Fille de l'Himalaya, contrainte de descendre de son royaume céleste pour fertiliser la terre, l'irascible Ganga menaçait d'inonder la terre de ses eaux bouillonnantes. Enveloppant la déesse dans son opulente chevelure, Shiva parvint à apaiser sa colère. Et voilà comment le fleuve sacré, le plus long du sous-continent avec ses 2700 kilomètres, prend sa source au confluent de deux torrents pour rejoindre le golfe du Bengale.
C'est à Hardwar, dans l'État de l'Utar Pradesh, qu'il entre dans les plaines du nord. Hardwar : l'une des sept villes sacrées de l'Inde. Chaque année, on y célèbre l'anniversaire de la descente de Ganga sur la terre ; et, tous les douze ans, la grande fête de la Kumbha Mela attire des centaines de milliers de pèlerins sur les degrés de marbre - les ghats - en bordure des flots impétueux. En fin d'après-midi, sous la tour de l'horloge - la Clock Tower, de conception anglo-indienne -, quelques milliers de fidèles sacrifient au rituel quotidien du bain. On vient ici en famille pour se purifier dans les eaux du Gange et lui consacrer des offrandes. On se fraie un chemin entre les nombreux petits temples et les guérites où, pour quelques roupies, des scribes notent dans de grands livres les noms des pèlerins. Sur les berges et les ponts, mendiants, infirmes, sadhus se mêlent aux vendeurs de fleurs et de lampes à huile. Une véritable cour des miracles sur fond tonitruant de psalmodies, relayées par des haut-parleurs crachotants. On fait au fleuve des offrandes de lait et de pièces de monnaie que repêchent des enfants. Au coucher du soleil, dans un concert de cloches, de tambours et de conques, les flots se couvrent de pétales rouges et safran et de milliers de petites lumières, emportés par la violence du courant. Des chaînes ont été fixées le long des ghats pour éviter que les dévots ne soient entraînés eux aussi.

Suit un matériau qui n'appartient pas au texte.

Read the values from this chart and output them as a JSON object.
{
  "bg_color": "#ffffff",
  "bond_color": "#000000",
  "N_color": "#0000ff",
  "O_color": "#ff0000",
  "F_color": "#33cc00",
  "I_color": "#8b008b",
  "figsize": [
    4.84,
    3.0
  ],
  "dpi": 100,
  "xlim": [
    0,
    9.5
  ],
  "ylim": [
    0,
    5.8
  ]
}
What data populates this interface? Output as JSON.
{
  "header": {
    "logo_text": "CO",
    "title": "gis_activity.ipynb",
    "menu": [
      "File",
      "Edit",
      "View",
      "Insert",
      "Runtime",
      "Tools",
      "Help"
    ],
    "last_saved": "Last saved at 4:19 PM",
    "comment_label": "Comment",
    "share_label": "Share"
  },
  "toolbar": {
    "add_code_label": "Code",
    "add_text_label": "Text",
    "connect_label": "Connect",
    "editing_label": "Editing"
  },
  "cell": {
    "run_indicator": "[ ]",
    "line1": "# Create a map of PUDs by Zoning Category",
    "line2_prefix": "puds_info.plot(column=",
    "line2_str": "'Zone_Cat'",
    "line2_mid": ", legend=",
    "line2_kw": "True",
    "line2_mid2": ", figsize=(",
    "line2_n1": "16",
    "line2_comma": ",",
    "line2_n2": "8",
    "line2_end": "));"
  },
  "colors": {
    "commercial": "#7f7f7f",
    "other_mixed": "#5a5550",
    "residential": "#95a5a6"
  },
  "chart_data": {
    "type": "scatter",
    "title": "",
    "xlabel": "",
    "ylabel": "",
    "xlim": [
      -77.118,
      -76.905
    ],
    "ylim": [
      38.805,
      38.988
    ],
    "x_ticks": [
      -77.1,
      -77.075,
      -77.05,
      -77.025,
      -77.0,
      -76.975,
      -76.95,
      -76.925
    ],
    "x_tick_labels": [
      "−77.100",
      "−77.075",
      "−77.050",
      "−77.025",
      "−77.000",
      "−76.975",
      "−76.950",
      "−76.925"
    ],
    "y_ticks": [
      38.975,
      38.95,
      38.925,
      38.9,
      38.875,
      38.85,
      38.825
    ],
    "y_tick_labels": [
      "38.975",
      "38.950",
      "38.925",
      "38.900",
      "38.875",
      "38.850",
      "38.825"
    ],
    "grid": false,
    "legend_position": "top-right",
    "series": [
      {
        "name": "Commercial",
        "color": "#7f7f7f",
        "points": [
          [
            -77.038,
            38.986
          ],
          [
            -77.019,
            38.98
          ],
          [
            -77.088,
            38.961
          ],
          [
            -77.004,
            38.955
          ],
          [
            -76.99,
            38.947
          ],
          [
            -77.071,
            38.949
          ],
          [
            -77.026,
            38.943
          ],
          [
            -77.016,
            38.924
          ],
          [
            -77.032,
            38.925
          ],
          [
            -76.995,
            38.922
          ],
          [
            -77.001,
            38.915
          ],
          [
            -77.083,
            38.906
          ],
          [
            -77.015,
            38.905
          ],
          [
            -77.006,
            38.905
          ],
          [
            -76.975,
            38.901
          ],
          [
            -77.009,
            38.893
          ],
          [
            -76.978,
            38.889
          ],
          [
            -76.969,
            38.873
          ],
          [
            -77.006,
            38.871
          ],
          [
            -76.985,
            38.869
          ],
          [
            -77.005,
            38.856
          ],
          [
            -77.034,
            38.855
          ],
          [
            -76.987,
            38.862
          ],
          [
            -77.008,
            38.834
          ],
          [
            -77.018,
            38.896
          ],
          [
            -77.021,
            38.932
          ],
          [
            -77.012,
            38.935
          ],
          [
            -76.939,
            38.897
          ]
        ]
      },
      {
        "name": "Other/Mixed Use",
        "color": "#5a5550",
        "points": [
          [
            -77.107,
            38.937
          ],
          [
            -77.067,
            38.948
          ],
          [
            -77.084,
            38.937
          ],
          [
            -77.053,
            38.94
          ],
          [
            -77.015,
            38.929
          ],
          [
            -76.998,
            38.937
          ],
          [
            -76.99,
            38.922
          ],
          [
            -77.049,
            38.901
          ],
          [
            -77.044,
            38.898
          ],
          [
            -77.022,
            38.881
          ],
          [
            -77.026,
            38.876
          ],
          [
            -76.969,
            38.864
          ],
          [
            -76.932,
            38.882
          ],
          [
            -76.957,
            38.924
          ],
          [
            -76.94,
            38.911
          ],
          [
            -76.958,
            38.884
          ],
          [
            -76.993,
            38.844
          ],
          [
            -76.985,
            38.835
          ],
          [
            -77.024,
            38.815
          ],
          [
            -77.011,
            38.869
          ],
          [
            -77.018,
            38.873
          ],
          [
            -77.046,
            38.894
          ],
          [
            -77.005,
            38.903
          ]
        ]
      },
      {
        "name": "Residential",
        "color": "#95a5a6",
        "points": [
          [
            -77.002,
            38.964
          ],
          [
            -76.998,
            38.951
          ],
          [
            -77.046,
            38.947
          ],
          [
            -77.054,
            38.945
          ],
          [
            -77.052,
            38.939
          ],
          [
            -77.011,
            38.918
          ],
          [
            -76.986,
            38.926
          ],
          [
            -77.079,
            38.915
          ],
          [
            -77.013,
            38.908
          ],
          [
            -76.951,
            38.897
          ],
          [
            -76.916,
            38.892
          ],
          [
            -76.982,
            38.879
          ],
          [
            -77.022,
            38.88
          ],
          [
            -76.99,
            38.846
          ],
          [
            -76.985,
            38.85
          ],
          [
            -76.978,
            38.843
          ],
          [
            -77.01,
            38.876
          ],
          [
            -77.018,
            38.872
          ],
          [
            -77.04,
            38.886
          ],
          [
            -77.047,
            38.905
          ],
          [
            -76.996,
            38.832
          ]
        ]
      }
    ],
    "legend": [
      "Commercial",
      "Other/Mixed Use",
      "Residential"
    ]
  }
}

Descendant le cours du Gange, voici Rishikesh: ville sainte, où les ashrams s'alignent le long des berges. On y vient du monde entier pour trouver la plénitude spirituelle. Comme quatre garçons dans le vent, John, Paul, George et Ringo qui, dans les années 1960, avaient trouvé ici leur Maharishi. L'ashram Parmath, l'un des plus prospères, respire la sérénité. Dans ses cours ornées de fleurs kitsch, des cages grillagées exposent des sculptures peintes de couleurs criardes, illustrant des scènes édifiantes : un homme offre à Krishna ses dents en or, un autre porte ses vieux parents aveugles dans des paniers, au bout d'une palanche... Ici encore se mêlent des miséreux et des riches animés d'une même ferveur, des « astrologues védiques » et des enfants au crâne rasé habillés comme des poupées. Échoppes d'artisanat, gargotes enfumées, chants et prières... Au crépuscule, la foule se rassemble sur les ghats, face à une immense statue de Shiva : comme à Hardwar, les coupelles de fleurs surmontées d'une petite lumière sont emportées par le courant.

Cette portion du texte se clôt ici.